Nonlinear electrodynamics and the gravitational redshift of highly magnetised neutron stars

The idea that the nonlinear electromagnetic interaction, i. e., light propagation in vacuum, can be geometrized was developed by Novello et al. (2000) and Novello & Salim (2001). Since then a number of physical consequences for the dynamics of a variety of systems have been explored. In a recent paper Mosquera Cuesta & Salim (2003) presented the first astrophysical study where such nonlinear electrodynamics (NLEDs) effects were accounted for in the case of a highly magnetized neutron star or pulsar. In that paper the NLEDs was invoked {\it a l\`a} Euler-Heisenberg, which is an infinite series expansion of which only the first term was used for the analisys. The immediate consequence of that study was an overall modification of the space-time geometry around the pulsar, which is ``perceived'', in principle, only by light propagating out of the star. This translates into an significant change in the surface redshift, as inferred from absorption (emission) lines observed from a super magnetized pulsar.

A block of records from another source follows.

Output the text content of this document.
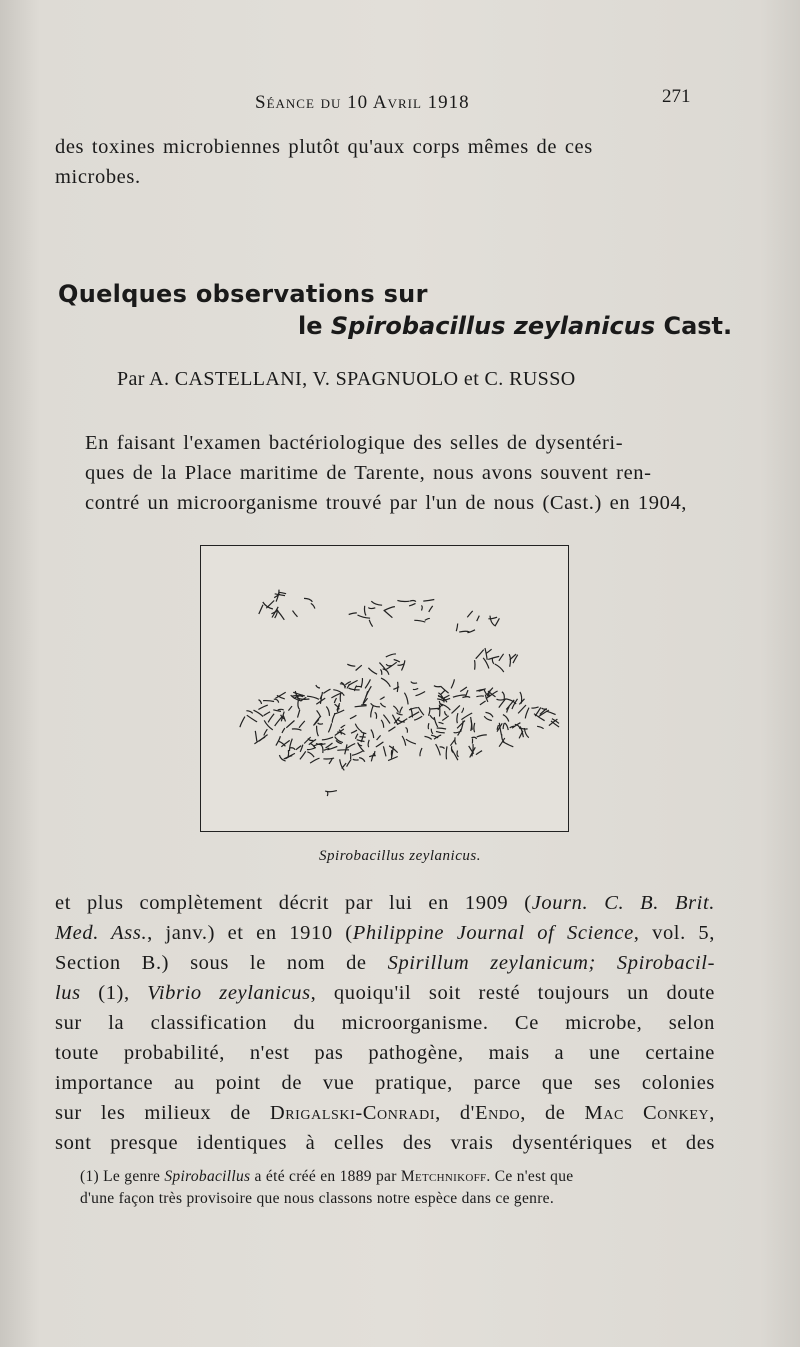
Séance du 10 Avril 1918	271
des toxines microbiennes plutôt qu'aux corps mêmes de ces
microbes.
Quelques observations sur
le Spirobacillus zeylanicus Cast.
Par A. CASTELLANI, V. SPAGNUOLO et C. RUSSO
En faisant l'examen bactériologique des selles de dysentéri-
ques de la Place maritime de Tarente, nous avons souvent ren-
contré un microorganisme trouvé par l'un de nous (Cast.) en 1904,
Spirobacillus zeylanicus.
et plus complètement décrit par lui en 1909 (Journ. C. B. Brit.
Med. Ass., janv.) et en 1910 (Philippine Journal of Science, vol. 5,
Section B.) sous le nom de Spirillum zeylanicum; Spirobacil-
lus (1), Vibrio zeylanicus, quoiqu'il soit resté toujours un doute
sur la classification du microorganisme. Ce microbe, selon
toute probabilité, n'est pas pathogène, mais a une certaine
importance au point de vue pratique, parce que ses colonies
sur les milieux de Drigalski-Conradi, d'Endo, de Mac Conkey,
sont presque identiques à celles des vrais dysentériques et des
(1) Le genre Spirobacillus a été créé en 1889 par Metchnikoff. Ce n'est que
d'une façon très provisoire que nous classons notre espèce dans ce genre.
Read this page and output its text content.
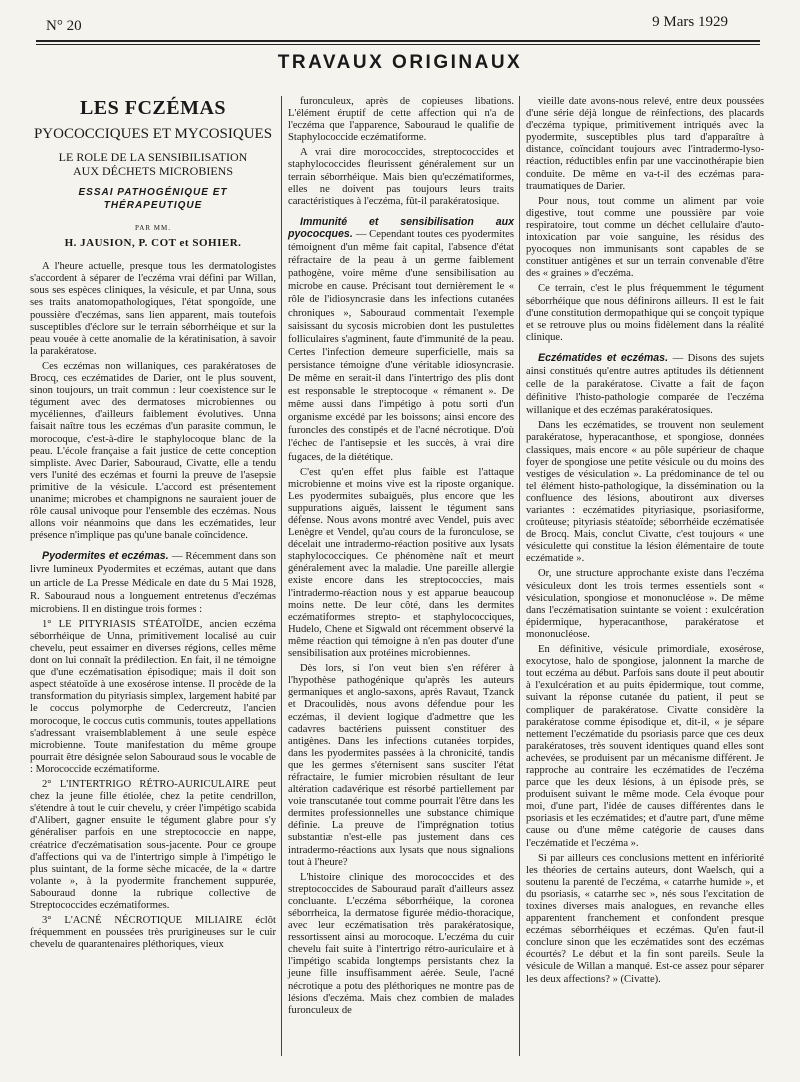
N° 20	9 Mars 1929
TRAVAUX ORIGINAUX
LES FCZÉMAS
PYOCOCCIQUES ET MYCOSIQUES
LE ROLE DE LA SENSIBILISATION
AUX DÉCHETS MICROBIENS
ESSAI PATHOGÉNIQUE ET THÉRAPEUTIQUE
PAR MM.
H. JAUSION, P. COT et SOHIER.

A l'heure actuelle, presque tous les dermatologistes s'accordent à séparer de l'eczéma vrai défini par Willan, sous ses espèces cliniques, la vésicule, et par Unna, sous ses traits anatomopathologiques, l'état spongoïde, une poussière d'eczémas, sans lien apparent, mais toutefois susceptibles d'éclore sur le terrain séborrhéique et sur la peau vouée à cette anomalie de la kératinisation, à savoir la parakératose.

Ces eczémas non willaniques, ces parakératoses de Brocq, ces eczématides de Darier, ont le plus souvent, sinon toujours, un trait commun : leur coexistence sur le tégument avec des dermatoses microbiennes ou mycéliennes, d'ailleurs faiblement évolutives. Unna faisait naître tous les eczémas d'un parasite commun, le morocoque, c'est-à-dire le staphylocoque blanc de la peau. L'école française a fait justice de cette conception simpliste. Avec Darier, Sabouraud, Civatte, elle a tendu vers l'unité des eczémas et fourni la preuve de l'asepsie primitive de la vésicule. L'accord est présentement unanime; microbes et champignons ne sauraient jouer de rôle causal univoque pour l'ensemble des eczémas. Nous allons voir néanmoins que dans les eczématides, leur présence n'implique pas qu'une banale coïncidence.

Pyodermites et eczémas. — Récemment dans son livre lumineux Pyodermites et eczémas, autant que dans un article de La Presse Médicale en date du 5 Mai 1928, R. Sabouraud nous a longuement entretenus d'eczémas microbiens. Il en distingue trois formes :

1° LE PITYRIASIS STÉATOÏDE, ancien eczéma séborrhéique de Unna, primitivement localisé au cuir chevelu, peut essaimer en diverses régions, celles même dont on lui connaît la prédilection. En fait, il ne témoigne que d'une eczématisation épisodique; mais il doit son aspect stéatoïde à une exosérose intense. Il procède de la transformation du pityriasis simplex, largement habité par le coccus polymorphe de Cedercreutz, l'ancien morocoque, le coccus cutis communis, toutes appellations s'adressant vraisemblablement à une seule espèce microbienne. Toute manifestation du même groupe pourrait être désignée selon Sabouraud sous le vocable de : Morococcide eczématiforme.

2° L'INTERTRIGO RÉTRO-AURICULAIRE peut chez la jeune fille étiolée, chez la petite cendrillon, s'étendre à tout le cuir chevelu, y créer l'impétigo scabida d'Alibert, gagner ensuite le tégument glabre pour s'y généraliser parfois en une streptococcie en nappe, créatrice d'eczématisation sous-jacente. Pour ce groupe d'affections qui va de l'intertrigo simple à l'impétigo le plus suintant, de la forme sèche micacée, de la « dartre volante », à la pyodermite franchement suppurée, Sabouraud donne la rubrique collective de Streptococcides eczématiformes.

3° L'ACNÉ NÉCROTIQUE MILIAIRE éclôt fréquemment en poussées très prurigineuses sur le cuir chevelu de quarantenaires pléthoriques, vieux

furonculeux, après de copieuses libations. L'élément éruptif de cette affection qui n'a de l'eczéma que l'apparence, Sabouraud le qualifie de Staphylococcide eczématiforme.

A vrai dire morococcides, streptococcides et staphylococcides fleurissent généralement sur un terrain séborrhéique. Mais bien qu'eczématiformes, elles ne doivent pas toujours leurs traits caractéristiques à l'eczéma, fût-il parakératosique.

Immunité et sensibilisation aux pyococques. — Cependant toutes ces pyodermites témoignent d'un même fait capital, l'absence d'état réfractaire de la peau à un germe faiblement pathogène, voire même d'une sensibilisation au microbe en cause. Précisant tout dernièrement le « rôle de l'idiosyncrasie dans les infections cutanées chroniques », Sabouraud commentait l'exemple saisissant du sycosis microbien dont les pustulettes folliculaires s'agminent, faute d'immunité de la peau. Certes l'infection demeure superficielle, mais sa persistance témoigne d'une véritable idiosyncrasie. De même en serait-il dans l'intertrigo des plis dont est responsable le streptocoque « rémanent ». De même aussi dans l'impétigo à potu sorti d'un organisme excédé par les boissons; ainsi encore des furoncles des constipés et de l'acné nécrotique. D'où l'échec de l'antisepsie et les succès, à vrai dire fugaces, de la diététique.

C'est qu'en effet plus faible est l'attaque microbienne et moins vive est la riposte organique. Les pyodermites subaiguës, plus encore que les suppurations aiguës, laissent le tégument sans défense. Nous avons montré avec Vendel, puis avec Lenègre et Vendel, qu'au cours de la furonculose, se décelait une intradermo-réaction positive aux lysats staphylococciques. Ce phénomène naît et meurt généralement avec la maladie. Une pareille allergie existe encore dans les streptococcies, mais l'intradermo-réaction nous y est apparue beaucoup moins nette. De leur côté, dans les dermites eczématiformes strepto- et staphylococciques, Hudelo, Chene et Sigwald ont récemment observé la même réaction qui témoigne à n'en pas douter d'une sensibilisation aux protéines microbiennes.

Dès lors, si l'on veut bien s'en référer à l'hypothèse pathogénique qu'après les auteurs germaniques et anglo-saxons, après Ravaut, Tzanck et Dracoulidès, nous avons défendue pour les eczémas, il devient logique d'admettre que les cadavres bactériens puissent constituer des antigènes. Dans les infections cutanées torpides, dans les pyodermites passées à la chronicité, tandis que les germes s'éternisent sans susciter l'état réfractaire, le fumier microbien résultant de leur altération cadavérique est résorbé partiellement par voie transcutanée tout comme pourrait l'être dans les dermites professionnelles une substance chimique définie. La preuve de l'imprégnation totius substantiæ n'est-elle pas justement dans ces intradermo-réactions aux lysats que nous signalions tout à l'heure?

L'histoire clinique des morococcides et des streptococcides de Sabouraud paraît d'ailleurs assez concluante. L'eczéma séborrhéique, la coronea séborrheica, la dermatose figurée médio-thoracique, avec leur eczématisation très parakératosique, ressortissent ainsi au morocoque. L'eczéma du cuir chevelu fait suite à l'intertrigo rétro-auriculaire et à l'impétigo scabida longtemps persistants chez la jeune fille insuffisamment aérée. Seule, l'acné nécrotique a potu des pléthoriques ne montre pas de lésions d'eczéma. Mais chez combien de malades furonculeux de

vieille date avons-nous relevé, entre deux poussées d'une série déjà longue de réinfections, des placards d'eczéma typique, primitivement intriqués avec la pyodermite, susceptibles plus tard d'apparaître à distance, coïncidant toujours avec l'intradermo-lyso-réaction, réductibles enfin par une vaccinothérapie bien conduite. De même en va-t-il des eczémas para-traumatiques de Darier.

Pour nous, tout comme un aliment par voie digestive, tout comme une poussière par voie respiratoire, tout comme un déchet cellulaire d'auto-intoxication par voie sanguine, les résidus des pyocoques non immunisants sont capables de se constituer antigènes et sur un terrain convenable d'être des « graines » d'eczéma.

Ce terrain, c'est le plus fréquemment le tégument séborrhéique que nous définirons ailleurs. Il est le fait d'une constitution dermopathique qui se conçoit typique et se retrouve plus ou moins fidèlement dans la réalité clinique.

Eczématides et eczémas. — Disons des sujets ainsi constitués qu'entre autres aptitudes ils détiennent celle de la parakératose. Civatte a fait de façon définitive l'histo-pathologie comparée de l'eczéma willanique et des eczémas parakératosiques.

Dans les eczématides, se trouvent non seulement parakératose, hyperacanthose, et spongiose, données classiques, mais encore « au pôle supérieur de chaque foyer de spongiose une petite vésicule ou du moins des vestiges de vésiculation ». La prédominance de tel ou tel élément histo-pathologique, la dissémination ou la confluence des lésions, aboutiront aux diverses variantes : eczématides pityriasique, psoriasiforme, croûteuse; pityriasis stéatoïde; séborrhéide eczématisée de Brocq. Mais, conclut Civatte, c'est toujours « une vésiculette qui constitue la lésion élémentaire de toute eczématide ».

Or, une structure approchante existe dans l'eczéma vésiculeux dont les trois termes essentiels sont « vésiculation, spongiose et mononucléose ». De même dans l'eczématisation suintante se voient : exulcération épidermique, hyperacanthose, parakératose et mononucléose.

En définitive, vésicule primordiale, exosérose, exocytose, halo de spongiose, jalonnent la marche de tout eczéma au début. Parfois sans doute il peut aboutir à l'exulcération et au puits épidermique, tout comme, suivant la réponse cutanée du patient, il peut se compliquer de parakératose. Civatte considère la parakératose comme épisodique et, dit-il, « je sépare nettement l'eczématide du psoriasis parce que ces deux parakératoses, très souvent identiques quand elles sont achevées, se produisent par un mécanisme différent. Je rapproche au contraire les eczématides de l'eczéma parce que les deux lésions, à un épisode près, se produisent suivant le même mode. Cela évoque pour moi, d'une part, l'idée de causes différentes dans le psoriasis et les eczématides; et d'autre part, d'une même cause ou d'une même catégorie de causes dans l'eczématide et l'eczéma ».

Si par ailleurs ces conclusions mettent en infériorité les théories de certains auteurs, dont Waelsch, qui a soutenu la parenté de l'eczéma, « catarrhe humide », et du psoriasis, « catarrhe sec », nés sous l'excitation de toxines diverses mais analogues, en revanche elles apparentent franchement et confondent presque eczémas séborrhéiques et eczémas. Qu'en faut-il conclure sinon que les eczématides sont des eczémas écourtés? Le début et la fin sont pareils. Seule la vésicule de Willan a manqué. Est-ce assez pour séparer les deux affections? » (Civatte).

The result proves to be even more dramatic for the so-called magnetars, pulsars endowed with magnetic ($B$) fields higher then the Schafroth quantum electrodynamics critical $B$-field. Here we demonstrate that the same effect still appears if one calls for the NLEDs in the form of the one rigorously derived by Born & Infeld (1934) based on the special relativistic limit for the velocity of approaching of an elementary particle to a pointlike electron [From the mathematical point of view, the Born & Infeld (1934) NLEDs is described by an exact Lagrangean, whose dynamics has been successfully studied in a wide set of physical systems.].